Ironisnya anggaran yang dibebankan kepada negara itu seharusnya merupakan tanggung jawab pihak swasta, tetapi melalui tahapan dugaan konspirasi dan jual-beli jasa politik tertentu berhasil dialihkan menjadi beban negara.

Itulah dugaan adanya “konspirasi terbaru”, berupa deal-deal politik di balik layar antara Presiden SBY/Demokrat dengan Aburizal Bakrie/Ketua Umum Golkar, peanggung jawab bencana Lumpur Lapindo yang telah berlangsung selama lebih dari 6 tahun itu. Beban-beban anggaran yang jumlah triliun rupiah yang harus menjadi tanggung jawab pihak Lapindo (Aburizal Bakrie) dengan enteng dipindahbebankan kepada negara.
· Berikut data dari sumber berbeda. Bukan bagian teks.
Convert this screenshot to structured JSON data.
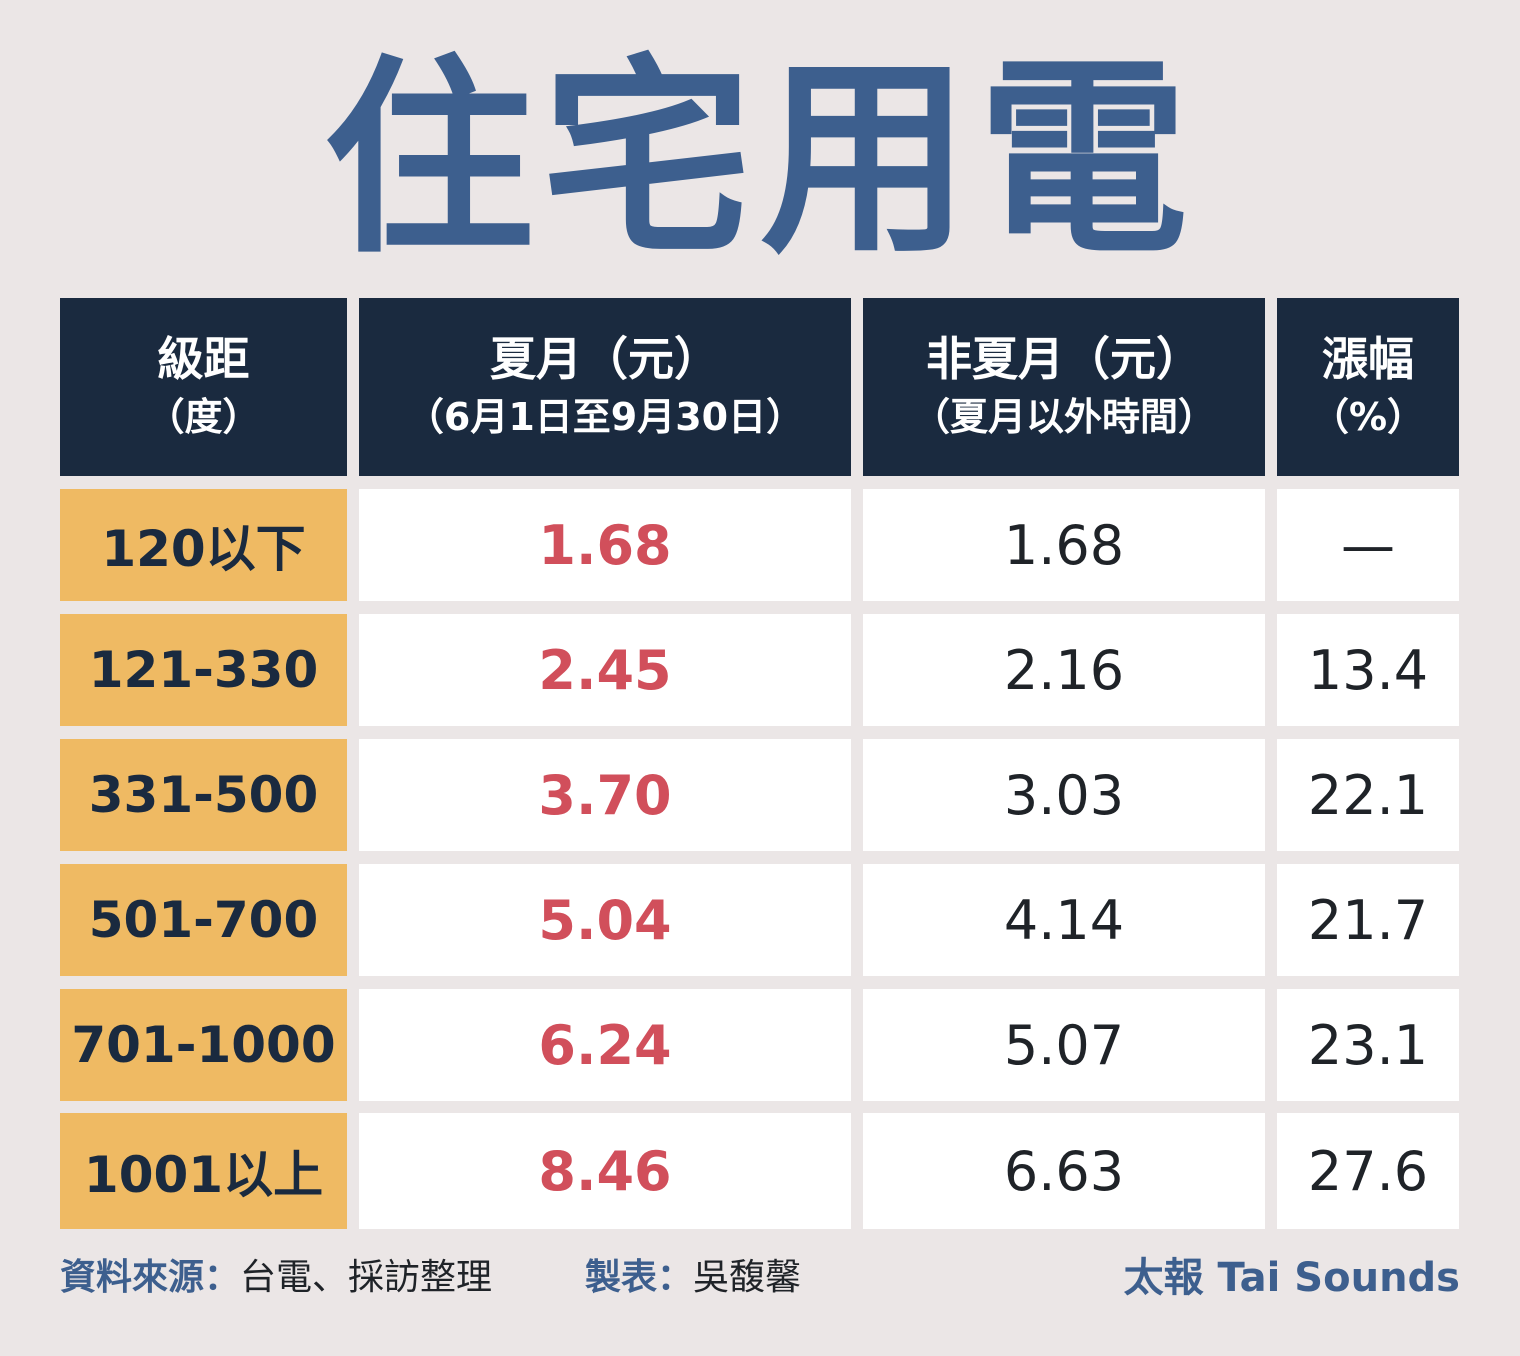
{
  "title": "住宅用電",
  "table": {
    "headers": [
      {
        "line1": "級距",
        "line2": "（度）"
      },
      {
        "line1": "夏月（元）",
        "line2": "（6月1日至9月30日）"
      },
      {
        "line1": "非夏月（元）",
        "line2": "（夏月以外時間）"
      },
      {
        "line1": "漲幅",
        "line2": "（%）"
      }
    ],
    "rows": [
      {
        "tier": "120以下",
        "summer": "1.68",
        "nonsummer": "1.68",
        "increase": "—"
      },
      {
        "tier": "121-330",
        "summer": "2.45",
        "nonsummer": "2.16",
        "increase": "13.4"
      },
      {
        "tier": "331-500",
        "summer": "3.70",
        "nonsummer": "3.03",
        "increase": "22.1"
      },
      {
        "tier": "501-700",
        "summer": "5.04",
        "nonsummer": "4.14",
        "increase": "21.7"
      },
      {
        "tier": "701-1000",
        "summer": "6.24",
        "nonsummer": "5.07",
        "increase": "23.1"
      },
      {
        "tier": "1001以上",
        "summer": "8.46",
        "nonsummer": "6.63",
        "increase": "27.6"
      }
    ]
  },
  "footer": {
    "source_label": "資料來源：",
    "source_value": "台電、採訪整理",
    "maker_label": "製表：",
    "maker_value": "吳馥馨",
    "brand": "太報 Tai Sounds"
  },
  "colors": {
    "background": "#ebe6e6",
    "title": "#3d5f8e",
    "header_bg": "#1a2a3f",
    "tier_bg": "#efba63",
    "summer_value": "#d14f5b",
    "cell_bg": "#ffffff"
  }
}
Setelah biaya pembangunan kembali infrastruktur dibebankan kepada negara, kini anggaran untuk membayar ganti rugi warga pun dibebankan kepada negara lewat Pasal 18 UU APN-P 2012 (sumber: khasanahanakbangsa.com)

Entah disengaja ataukah tidak Rapat Paripurna DPR pada waktu itu menjadi hiruk-pikuk, disertai atraksi-atraksi dagelan bak anak-anak TK, dan pembahasan-pembahasan hal-hal tak substansial yang dipanjang-panjangkan waktunya. Seperti hanya untuk menentukan apakah batas waktu rapat diperpanjang ataukah tidak dibuat bertele-tele. Bahkan sampai harus ditentukan lewat voting!

Hanya untuk membahas setuju-tidaknya batas waktu rapat ditambah satu jam menjadi pukul 01.00 WIB dini hari, dari semula pukul 12.00 WIB memerlukan waktu sampai sekitar 30 menit. Alhasil ketika kesepakatan dicapai, waktu penambahan itu hanya tersisa 30 menit.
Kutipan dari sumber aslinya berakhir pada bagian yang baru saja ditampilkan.